Counting the cost is getting easier.

The wages of battling sin are getting better for men and women of the cloth.

Non-Catholic clergy have experienced significant increases in income even as their work weeks declined by more than 15 percent in recent decades, according to a major new study of clergy compensation published in the Journal for the Scientific Study of Religion. (While the non-Catholic category was primarily Protestant, it did include a small number of non-Christian clergy, the study said.)

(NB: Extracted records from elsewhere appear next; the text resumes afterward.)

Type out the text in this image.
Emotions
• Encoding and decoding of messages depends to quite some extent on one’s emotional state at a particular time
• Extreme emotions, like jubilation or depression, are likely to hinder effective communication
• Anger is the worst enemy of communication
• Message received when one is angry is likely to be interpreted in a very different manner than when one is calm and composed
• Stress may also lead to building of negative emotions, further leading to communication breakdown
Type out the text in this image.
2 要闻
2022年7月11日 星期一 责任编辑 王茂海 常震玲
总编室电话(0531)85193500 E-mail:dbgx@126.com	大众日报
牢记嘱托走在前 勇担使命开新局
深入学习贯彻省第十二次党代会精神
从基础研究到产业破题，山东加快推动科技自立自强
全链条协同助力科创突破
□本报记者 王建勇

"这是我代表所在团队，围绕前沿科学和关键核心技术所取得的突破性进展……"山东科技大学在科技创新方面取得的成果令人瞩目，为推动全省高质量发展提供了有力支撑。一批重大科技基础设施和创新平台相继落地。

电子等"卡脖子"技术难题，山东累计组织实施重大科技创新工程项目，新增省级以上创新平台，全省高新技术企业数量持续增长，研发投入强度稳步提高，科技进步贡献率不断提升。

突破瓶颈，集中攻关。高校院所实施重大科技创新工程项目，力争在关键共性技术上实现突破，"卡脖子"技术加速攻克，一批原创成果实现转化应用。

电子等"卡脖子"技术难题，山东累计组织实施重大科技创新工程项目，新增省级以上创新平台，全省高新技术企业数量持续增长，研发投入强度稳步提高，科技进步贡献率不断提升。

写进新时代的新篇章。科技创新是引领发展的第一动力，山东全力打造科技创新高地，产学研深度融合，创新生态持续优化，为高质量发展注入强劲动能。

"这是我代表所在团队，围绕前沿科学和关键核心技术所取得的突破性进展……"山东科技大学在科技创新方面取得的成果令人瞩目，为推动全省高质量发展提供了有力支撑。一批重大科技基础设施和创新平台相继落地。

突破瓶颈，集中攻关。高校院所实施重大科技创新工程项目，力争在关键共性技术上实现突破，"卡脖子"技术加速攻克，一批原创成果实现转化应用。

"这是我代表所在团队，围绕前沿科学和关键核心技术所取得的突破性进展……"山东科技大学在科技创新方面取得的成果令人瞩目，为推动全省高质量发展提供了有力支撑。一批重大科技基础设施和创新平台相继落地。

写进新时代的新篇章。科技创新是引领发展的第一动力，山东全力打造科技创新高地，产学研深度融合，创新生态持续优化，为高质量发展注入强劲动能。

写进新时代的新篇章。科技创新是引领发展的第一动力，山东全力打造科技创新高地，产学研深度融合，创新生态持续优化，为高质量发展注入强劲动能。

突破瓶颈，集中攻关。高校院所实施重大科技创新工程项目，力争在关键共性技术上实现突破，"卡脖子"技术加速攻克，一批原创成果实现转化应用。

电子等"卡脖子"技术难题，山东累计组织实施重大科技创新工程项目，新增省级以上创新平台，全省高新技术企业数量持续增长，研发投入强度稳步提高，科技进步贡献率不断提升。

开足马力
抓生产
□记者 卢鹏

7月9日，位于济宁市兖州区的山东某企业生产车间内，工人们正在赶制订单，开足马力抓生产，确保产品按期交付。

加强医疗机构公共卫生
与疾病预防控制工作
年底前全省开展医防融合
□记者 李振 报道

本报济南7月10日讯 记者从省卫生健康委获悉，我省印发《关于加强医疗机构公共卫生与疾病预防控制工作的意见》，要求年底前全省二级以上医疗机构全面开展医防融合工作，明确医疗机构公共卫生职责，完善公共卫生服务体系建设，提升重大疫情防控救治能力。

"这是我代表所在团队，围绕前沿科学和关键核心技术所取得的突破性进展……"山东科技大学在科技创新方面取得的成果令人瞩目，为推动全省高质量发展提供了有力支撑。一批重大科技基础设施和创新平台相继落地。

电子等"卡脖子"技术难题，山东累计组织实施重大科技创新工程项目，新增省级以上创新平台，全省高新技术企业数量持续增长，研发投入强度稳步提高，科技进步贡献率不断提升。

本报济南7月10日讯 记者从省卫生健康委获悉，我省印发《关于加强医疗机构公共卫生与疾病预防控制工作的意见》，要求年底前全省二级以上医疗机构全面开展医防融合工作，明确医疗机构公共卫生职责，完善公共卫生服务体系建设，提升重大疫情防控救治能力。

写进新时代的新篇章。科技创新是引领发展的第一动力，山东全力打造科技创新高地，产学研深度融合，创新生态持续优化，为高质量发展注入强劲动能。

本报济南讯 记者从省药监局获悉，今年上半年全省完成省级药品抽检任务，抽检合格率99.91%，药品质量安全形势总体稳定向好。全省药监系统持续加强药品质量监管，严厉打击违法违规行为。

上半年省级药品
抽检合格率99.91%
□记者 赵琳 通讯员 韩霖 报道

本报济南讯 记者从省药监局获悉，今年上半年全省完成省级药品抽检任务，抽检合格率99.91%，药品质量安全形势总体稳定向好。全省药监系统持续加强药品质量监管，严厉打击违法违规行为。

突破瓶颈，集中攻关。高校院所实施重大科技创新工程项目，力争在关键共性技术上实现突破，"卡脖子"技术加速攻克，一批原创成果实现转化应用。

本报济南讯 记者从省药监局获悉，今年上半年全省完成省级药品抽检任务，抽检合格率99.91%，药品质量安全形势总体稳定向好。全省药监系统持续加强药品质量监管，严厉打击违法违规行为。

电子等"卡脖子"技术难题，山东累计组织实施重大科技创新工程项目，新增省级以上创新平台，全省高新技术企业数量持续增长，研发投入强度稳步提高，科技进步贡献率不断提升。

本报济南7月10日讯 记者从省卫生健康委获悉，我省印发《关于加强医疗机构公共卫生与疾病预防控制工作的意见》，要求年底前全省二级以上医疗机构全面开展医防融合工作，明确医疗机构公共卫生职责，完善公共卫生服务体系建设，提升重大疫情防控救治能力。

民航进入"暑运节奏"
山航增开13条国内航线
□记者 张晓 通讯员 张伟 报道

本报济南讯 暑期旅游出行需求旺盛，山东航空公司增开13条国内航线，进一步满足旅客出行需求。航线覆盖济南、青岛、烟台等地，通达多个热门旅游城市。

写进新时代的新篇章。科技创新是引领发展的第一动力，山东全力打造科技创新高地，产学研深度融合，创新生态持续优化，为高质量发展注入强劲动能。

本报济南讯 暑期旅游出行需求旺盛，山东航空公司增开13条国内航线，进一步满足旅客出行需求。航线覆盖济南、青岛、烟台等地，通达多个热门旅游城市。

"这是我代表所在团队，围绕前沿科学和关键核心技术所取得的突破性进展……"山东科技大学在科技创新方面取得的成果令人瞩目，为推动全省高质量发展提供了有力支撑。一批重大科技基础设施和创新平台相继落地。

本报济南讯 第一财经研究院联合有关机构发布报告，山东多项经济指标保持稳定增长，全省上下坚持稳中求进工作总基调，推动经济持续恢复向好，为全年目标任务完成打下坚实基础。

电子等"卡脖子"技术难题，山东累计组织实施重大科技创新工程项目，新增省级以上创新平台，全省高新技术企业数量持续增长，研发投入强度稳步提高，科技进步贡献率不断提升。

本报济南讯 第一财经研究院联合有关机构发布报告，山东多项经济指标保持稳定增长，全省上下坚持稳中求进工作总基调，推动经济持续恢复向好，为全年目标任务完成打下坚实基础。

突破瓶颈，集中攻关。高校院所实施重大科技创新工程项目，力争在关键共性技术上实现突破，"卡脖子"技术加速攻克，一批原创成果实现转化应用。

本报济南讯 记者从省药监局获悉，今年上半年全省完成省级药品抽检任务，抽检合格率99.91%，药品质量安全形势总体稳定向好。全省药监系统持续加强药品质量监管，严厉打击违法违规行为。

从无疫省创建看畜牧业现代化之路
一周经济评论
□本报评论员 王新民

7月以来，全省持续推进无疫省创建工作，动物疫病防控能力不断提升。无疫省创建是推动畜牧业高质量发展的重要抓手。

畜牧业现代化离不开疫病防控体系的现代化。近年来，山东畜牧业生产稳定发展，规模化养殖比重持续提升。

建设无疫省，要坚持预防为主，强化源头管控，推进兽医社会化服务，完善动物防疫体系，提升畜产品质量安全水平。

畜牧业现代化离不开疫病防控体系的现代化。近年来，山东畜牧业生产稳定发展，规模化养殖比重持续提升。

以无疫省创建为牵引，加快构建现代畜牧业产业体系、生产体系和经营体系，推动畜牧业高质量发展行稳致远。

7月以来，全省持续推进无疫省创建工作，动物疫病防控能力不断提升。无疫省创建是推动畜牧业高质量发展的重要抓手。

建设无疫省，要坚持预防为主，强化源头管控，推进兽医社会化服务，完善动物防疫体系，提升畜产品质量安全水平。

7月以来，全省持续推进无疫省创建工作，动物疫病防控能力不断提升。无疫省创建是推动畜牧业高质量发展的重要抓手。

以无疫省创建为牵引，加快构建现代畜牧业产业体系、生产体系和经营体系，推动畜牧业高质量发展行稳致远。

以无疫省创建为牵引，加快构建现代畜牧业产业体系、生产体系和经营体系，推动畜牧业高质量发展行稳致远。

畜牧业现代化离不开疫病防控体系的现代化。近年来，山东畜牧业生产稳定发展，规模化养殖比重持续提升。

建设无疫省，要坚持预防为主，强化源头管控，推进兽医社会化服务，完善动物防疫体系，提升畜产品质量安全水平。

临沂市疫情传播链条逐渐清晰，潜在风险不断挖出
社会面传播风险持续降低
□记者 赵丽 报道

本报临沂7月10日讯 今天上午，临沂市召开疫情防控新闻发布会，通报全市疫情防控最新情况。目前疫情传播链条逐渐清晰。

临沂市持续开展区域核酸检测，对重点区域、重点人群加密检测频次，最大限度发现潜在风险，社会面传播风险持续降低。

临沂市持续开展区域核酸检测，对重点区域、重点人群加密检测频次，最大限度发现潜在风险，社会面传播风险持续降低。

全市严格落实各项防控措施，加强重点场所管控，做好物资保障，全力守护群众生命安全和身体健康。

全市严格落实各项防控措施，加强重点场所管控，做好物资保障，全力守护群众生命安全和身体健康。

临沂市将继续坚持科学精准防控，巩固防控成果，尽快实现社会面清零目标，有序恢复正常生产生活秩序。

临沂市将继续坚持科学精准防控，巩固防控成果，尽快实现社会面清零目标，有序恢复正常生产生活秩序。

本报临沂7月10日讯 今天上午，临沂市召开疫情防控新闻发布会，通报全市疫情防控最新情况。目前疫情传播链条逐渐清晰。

The study is believed to be the first to take into account the benefits clergy receive in the form of housing allowances or living in church-provided residences, which usually cause difficulty in any wage comparison of clergy to the general public.

Overall, in inflation-adjusted wages, non-Catholic clergy made $4.37 more per hour in 2013 than they did in 1983. That figure is more than double the wage increase of the average worker with a college degree.

Over the past 37 years, the average income for American workers was $49,225; non-Catholic clergy earned $46,216. Put another way, the general population averaged $21.20 an hour, while church clergy pulled in $18.85 an hour. (Clergy that worked elsewhere, like in hospitals or administration, earned $21.79 an hour.)

Like most everyone else in this age of increasing economic inequality, clergy continue to fall financially behind elite professions such as doctors, lawyers, and hedge fund managers, the study found.

But the price of their calling is declining as the wage gap that separates them from other college-educated Americans shrinks, according to the study, which used Current Population Survey data from 1976 to 2013.

Just how much? The study found clergy are gaining financial ground faster than more than 9 in 10 Americans …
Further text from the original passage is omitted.